Babasını erken yaşta kaybeden Günal, annesi ve kardeşlerine destek olmak amacıyla Devlet Matbaası’nda harita işleri, Ses Tiyatrosu’nun afişlerini yapar, bir buçuk yıl kadar da Ankara Devlet Tiyatroları’nda “realizatör” olarak çalışır. (Tanaltay 2003, 38, Ergüven 1996, 222) 1946 yılı, sanatçının Devlet Güzel Sanatlar Akademisi’nden mezun olduğu yıldır. Aynı yıl UNESCO Paris Uluslararası Resim Sergisi’ne katılır ve Avrupa’ya resim eğitimine gönderilmek üzere açılan sınavı kazandığı halde gidemez. 1948 yılında devlet bursu alarak Paris Ecole Nationale Supérior des Beaux Arts’a fresk ve duvar resmi eğitimi almak üzere gönderilmiştir. Burada önce Lhote’un atölyesine giden sanatçı, Lhote’un biçimci eğitim sisteminden sıkılarak Léger atölyesine girmiştir. (Tanaltay 2003, 39, Ergüven 1996, 222, Tansuğ 1981, 16) 

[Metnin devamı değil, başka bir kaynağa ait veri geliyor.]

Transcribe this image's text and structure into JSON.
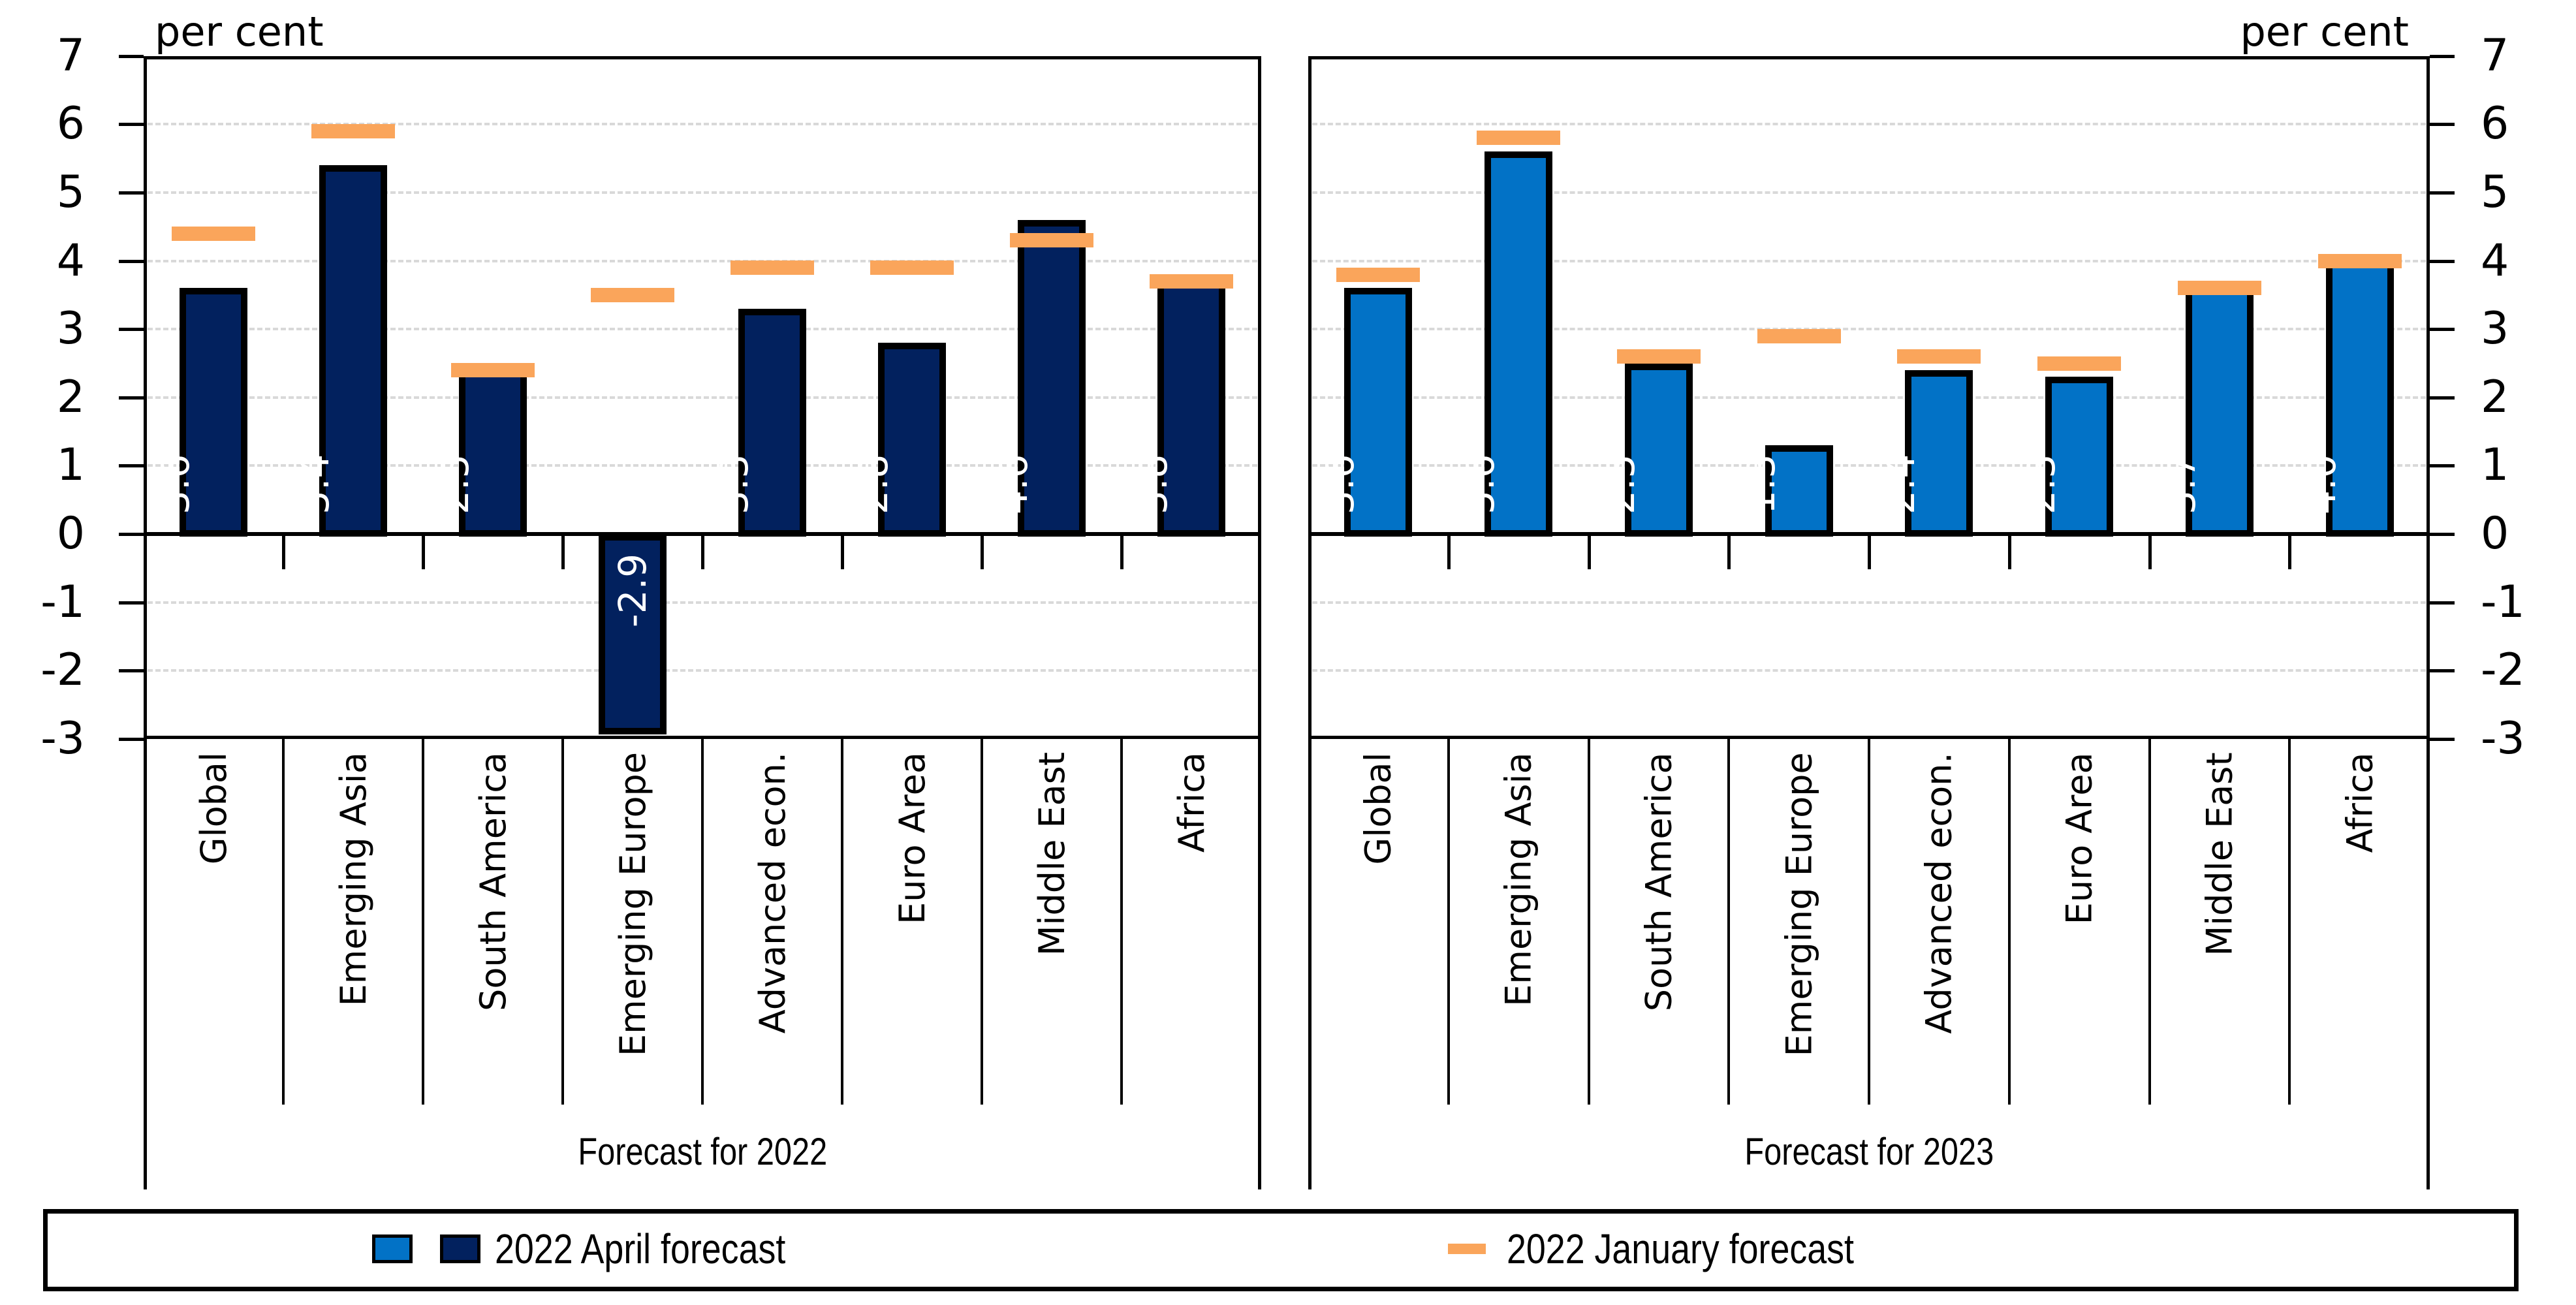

Paris’teki eğitimi sırasında hastalanan sanatçı iki yıl kadar tedavi gördükten, eğitimini tamamladıktan sonra, 1954 yılında ülkesine dönmüş ve burslu olarak gönderildiği için İstanbul Devlet Güzel Sanatlar Akademisi’ne asistan olarak atanmıştır. 1955’te ilk kişisel sergisini Ankara’da Helikon Derneği Galerisi’nde açar, ertesi yıl Paris Okulu Sergisi’ne katılır, T.B.M.M. binasının resimlendirilmesi için görevlendirilir. Sanatçı burada “Bağlarımız ve Göreme” adlı yapıtlarını oluşturur, ardından Venedik Bienali’ne katılır. (Tansuğ 1981, 16, Ergüven 1996, 222) 

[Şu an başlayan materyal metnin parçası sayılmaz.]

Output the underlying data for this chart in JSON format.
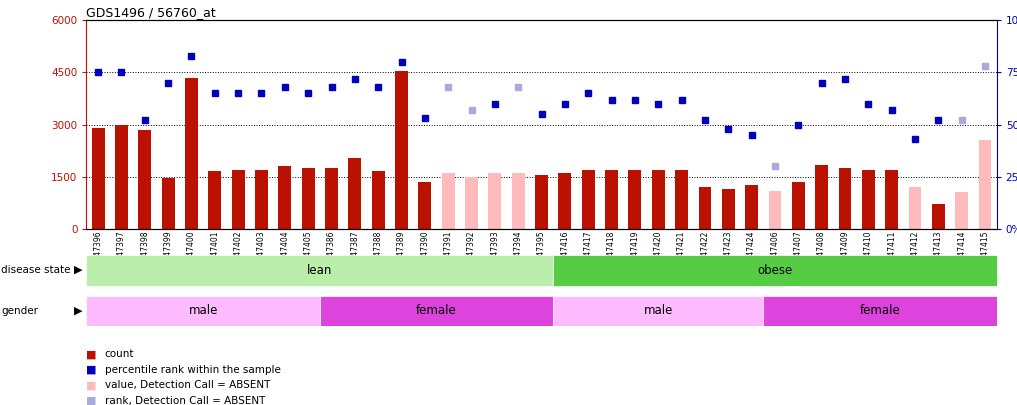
{
  "title": "GDS1496 / 56760_at",
  "samples": [
    "GSM47396",
    "GSM47397",
    "GSM47398",
    "GSM47399",
    "GSM47400",
    "GSM47401",
    "GSM47402",
    "GSM47403",
    "GSM47404",
    "GSM47405",
    "GSM47386",
    "GSM47387",
    "GSM47388",
    "GSM47389",
    "GSM47390",
    "GSM47391",
    "GSM47392",
    "GSM47393",
    "GSM47394",
    "GSM47395",
    "GSM47416",
    "GSM47417",
    "GSM47418",
    "GSM47419",
    "GSM47420",
    "GSM47421",
    "GSM47422",
    "GSM47423",
    "GSM47424",
    "GSM47406",
    "GSM47407",
    "GSM47408",
    "GSM47409",
    "GSM47410",
    "GSM47411",
    "GSM47412",
    "GSM47413",
    "GSM47414",
    "GSM47415"
  ],
  "count_values": [
    2900,
    3000,
    2850,
    1450,
    4350,
    1650,
    1700,
    1700,
    1800,
    1750,
    1750,
    2050,
    1650,
    4550,
    1350,
    1600,
    1500,
    1600,
    1600,
    1550,
    1600,
    1700,
    1700,
    1700,
    1700,
    1700,
    1200,
    1150,
    1250,
    1100,
    1350,
    1850,
    1750,
    1700,
    1700,
    1200,
    700,
    1050,
    2550
  ],
  "absent_bar_indices": [
    15,
    16,
    17,
    18,
    29,
    35,
    37,
    38
  ],
  "absent_dot_indices": [
    15,
    16,
    18,
    29,
    37,
    38
  ],
  "percentile_values": [
    75,
    75,
    52,
    70,
    83,
    65,
    65,
    65,
    68,
    65,
    68,
    72,
    68,
    80,
    53,
    68,
    57,
    60,
    68,
    55,
    60,
    65,
    62,
    62,
    60,
    62,
    52,
    48,
    45,
    30,
    50,
    70,
    72,
    60,
    57,
    43,
    52,
    52,
    78
  ],
  "disease_state_lean_count": 20,
  "disease_state_male_lean_count": 10,
  "disease_state_male_obese_count": 9,
  "ylim_left": [
    0,
    6000
  ],
  "ylim_right": [
    0,
    100
  ],
  "yticks_left": [
    0,
    1500,
    3000,
    4500,
    6000
  ],
  "yticks_right": [
    0,
    25,
    50,
    75,
    100
  ],
  "bar_color": "#bb1100",
  "absent_bar_color": "#ffbbbb",
  "dot_color": "#0000bb",
  "absent_dot_color": "#aaaadd",
  "lean_light_color": "#bbeeaa",
  "obese_color": "#55cc44",
  "male_color_light": "#ffbbff",
  "female_color": "#dd44dd",
  "background_color": "#ffffff"
}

1957-1958 yılları arasında Ankara Hacettepe Hastanesi’ne 30 metrekarelik iki ayrı fresk yapmış ancak bu duvar resimleri yangın neticesinde ortadan kalkmıştır. Bu yıllarda sanatçı bir de İstanbul Üniversitesi Fen Fakültesi’nde 22 metrekarelik bir duvar resmi gerçekleştirir. 1958 yılı Günal’ın İstanbul Şehir Galerisi’ndeki ikinci kişisel sergisini açtığı yıldır. 1962’de Sao Paolo Bienali’ne katıldıktan sonra, 1963 yılında Fransız hükümetinden aldığı bursla Paris’te vitray ve Gobelin’de resimsel halı dokuma tekniği öğrenmek üzere Fransa’ya gider. 1964 yılına dek UNESCO Türkiye Sergisi ile Paris, Brüksel, Berlin, Viyana ve Roma’yı dolaşan Çağdaş Türk Sanatı Sergileri’ne katılır. (Tansuğ 1981, 16, Ergüven 1996, 222) 

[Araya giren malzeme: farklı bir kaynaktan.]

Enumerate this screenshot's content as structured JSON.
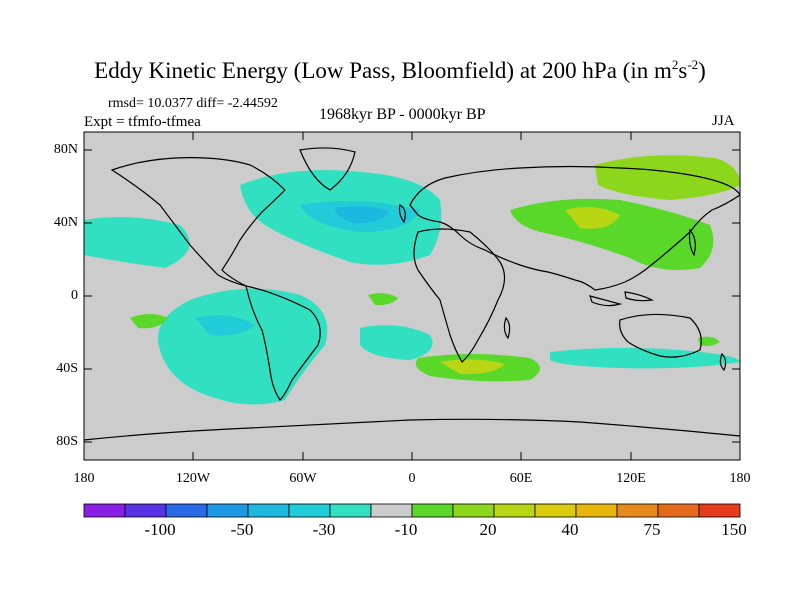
{
  "figure": {
    "title": "Eddy Kinetic Energy (Low Pass, Bloomfield) at 200 hPa (in m",
    "title_unit_exp1": "2",
    "title_unit_mid": "s",
    "title_unit_exp2": "-2",
    "title_close": ")",
    "stats": "rmsd= 10.0377 diff= -2.44592",
    "experiment": "Expt = tfmfo-tfmea",
    "period": "1968kyr BP - 0000kyr BP",
    "season": "JJA"
  },
  "map": {
    "background_color": "#cccccc",
    "coastline_color": "#000000",
    "lat_labels": [
      "80N",
      "40N",
      "0",
      "40S",
      "80S"
    ],
    "lon_labels": [
      "180",
      "120W",
      "60W",
      "0",
      "60E",
      "120E",
      "180"
    ]
  },
  "colorbar": {
    "colors": [
      "#8a1ee6",
      "#5a32e6",
      "#2a6ae6",
      "#1c98e6",
      "#1cb8e0",
      "#20ccd8",
      "#30e0c0",
      "#cccccc",
      "#5ad82a",
      "#8cd61c",
      "#b8d614",
      "#d8cc0c",
      "#e6b40a",
      "#e68a1c",
      "#e66a1c",
      "#e63c1c"
    ],
    "labels": [
      "-100",
      "-50",
      "-30",
      "-10",
      "20",
      "40",
      "75",
      "150"
    ]
  }
}
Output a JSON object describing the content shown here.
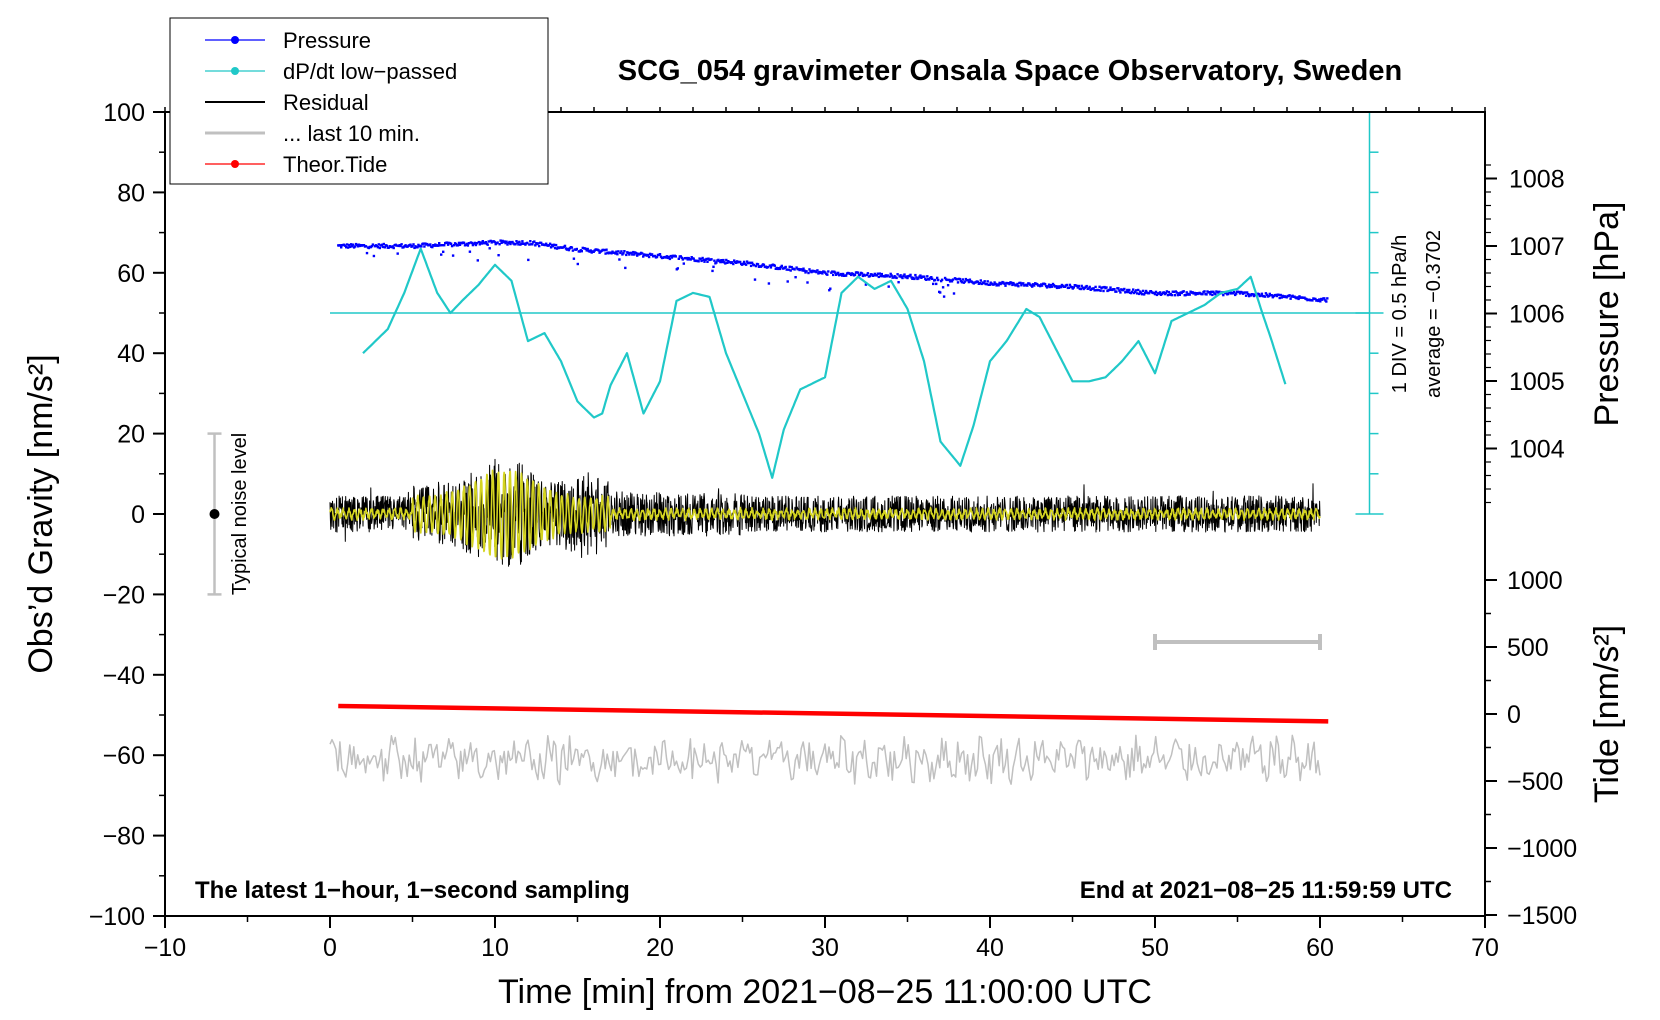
{
  "chart_data": {
    "type": "line",
    "title": "SCG_054 gravimeter Onsala Space Observatory, Sweden",
    "xlabel": "Time [min] from 2021−08−25 11:00:00 UTC",
    "ylabel_left": "Obs’d Gravity [nm/s²]",
    "ylabel_right_pressure": "Pressure [hPa]",
    "ylabel_right_tide": "Tide [nm/s²]",
    "xlim": [
      -10,
      70
    ],
    "ylim": [
      -100,
      100
    ],
    "x_ticks": [
      -10,
      0,
      10,
      20,
      30,
      40,
      50,
      60,
      70
    ],
    "y_ticks": [
      -100,
      -80,
      -60,
      -40,
      -20,
      0,
      20,
      40,
      60,
      80,
      100
    ],
    "pressure_ticks": [
      1004,
      1005,
      1006,
      1007,
      1008
    ],
    "tide_ticks": [
      -1500,
      -1000,
      -500,
      0,
      500,
      1000
    ],
    "tick_labels": {
      "x": [
        "−10",
        "0",
        "10",
        "20",
        "30",
        "40",
        "50",
        "60",
        "70"
      ],
      "y": [
        "−100",
        "−80",
        "−60",
        "−40",
        "−20",
        "0",
        "20",
        "40",
        "60",
        "80",
        "100"
      ],
      "pressure": [
        "1004",
        "1005",
        "1006",
        "1007",
        "1008"
      ],
      "tide": [
        "−1500",
        "−1000",
        "−500",
        "0",
        "500",
        "1000"
      ]
    },
    "legend": [
      {
        "label": "Pressure",
        "color": "#0000ff",
        "marker": true
      },
      {
        "label": "dP/dt low−passed",
        "color": "#20c8c8",
        "marker": true
      },
      {
        "label": "Residual",
        "color": "#000000",
        "marker": false
      },
      {
        "label": "... last 10 min.",
        "color": "#c0c0c0",
        "marker": false
      },
      {
        "label": "Theor.Tide",
        "color": "#ff0000",
        "marker": true
      }
    ],
    "series": [
      {
        "name": "Pressure",
        "axis": "pressure",
        "color": "#0000ff",
        "x": [
          0.5,
          5,
          10,
          12,
          15,
          20,
          25,
          30,
          35,
          40,
          45,
          50,
          55,
          60.5
        ],
        "values": [
          1007.0,
          1007.0,
          1007.05,
          1007.05,
          1006.95,
          1006.85,
          1006.75,
          1006.6,
          1006.55,
          1006.45,
          1006.4,
          1006.3,
          1006.3,
          1006.2
        ]
      },
      {
        "name": "dP/dt low−passed",
        "axis": "left",
        "color": "#20c8c8",
        "x": [
          2,
          3.5,
          4.5,
          5.5,
          6.5,
          7.3,
          8,
          9,
          10,
          11,
          12,
          13,
          14,
          15,
          16,
          16.5,
          17,
          18,
          19,
          20,
          21,
          22,
          23,
          24,
          25,
          26,
          26.8,
          27.5,
          28.5,
          30,
          31,
          32,
          33,
          34,
          35,
          36,
          37,
          38.2,
          39,
          40,
          41,
          42.2,
          43,
          44,
          45,
          46,
          47,
          48,
          49,
          50,
          51,
          52,
          53,
          54,
          55,
          55.8,
          56.5,
          57,
          58
        ],
        "values": [
          40,
          46,
          55,
          66,
          55,
          50,
          53,
          57,
          62,
          58,
          43,
          45,
          38,
          28,
          24,
          25,
          32,
          40,
          25,
          33,
          53,
          55,
          54,
          40,
          30,
          20,
          9,
          21,
          31,
          34,
          55,
          59,
          56,
          58,
          51,
          38,
          18,
          12,
          22,
          38,
          43,
          51,
          49,
          41,
          33,
          33,
          34,
          38,
          43,
          35,
          48,
          50,
          52,
          55,
          56,
          59,
          50,
          44,
          31
        ]
      },
      {
        "name": "dP/dt zero line",
        "axis": "left",
        "color": "#20c8c8",
        "x": [
          0,
          63
        ],
        "values": [
          50,
          50
        ]
      },
      {
        "name": "Residual",
        "axis": "left",
        "color": "#000000",
        "x_range": [
          0,
          60
        ],
        "amplitude": 27
      },
      {
        "name": "Residual (smoothed)",
        "axis": "left",
        "color": "#d4d420",
        "x_range": [
          0,
          60
        ],
        "amplitude": 14
      },
      {
        "name": "... last 10 min.",
        "axis": "left",
        "color": "#c0c0c0",
        "x_range": [
          0,
          60
        ],
        "baseline": -61
      },
      {
        "name": "Theor.Tide",
        "axis": "tide",
        "color": "#ff0000",
        "x": [
          0.5,
          60.5
        ],
        "values": [
          60,
          -55
        ]
      }
    ],
    "annotations": {
      "bottom_left": "The latest 1−hour, 1−second sampling",
      "bottom_right": "End at 2021−08−25 11:59:59 UTC",
      "noise": "Typical noise level",
      "noise_range": [
        -20,
        20
      ],
      "div": "1 DIV = 0.5 hPa/h",
      "average": "average = −0.3702",
      "window_bar_x": [
        50,
        60
      ]
    }
  }
}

1964’te Güzel Sanatlar Akademisi’ne atölye hocası olarak atanır ve aynı yıl Çağdaş Türk Grafik Sanatları Sergileri’ne ve İstanbul Galeri I’de açılan bir karma sergiye katılır. 1965’te Ankara’da Ajans Türk Matbaası’nın cephesine beton döküm mozaik kabartma işini gerçekleştirir. 1966 yılı sanatçının Tahran Bienali’ne katıldığı, 1969 yılı ise doçent payesini ve 30. Devlet Resim ve Heykel Sergisi’nde “Kör Hasan’ın Oğlu” adlı yapıtıyla birincilik ödülü aldığı yıldır. Sanatçı, ertesi yıl profesör olarak atanır.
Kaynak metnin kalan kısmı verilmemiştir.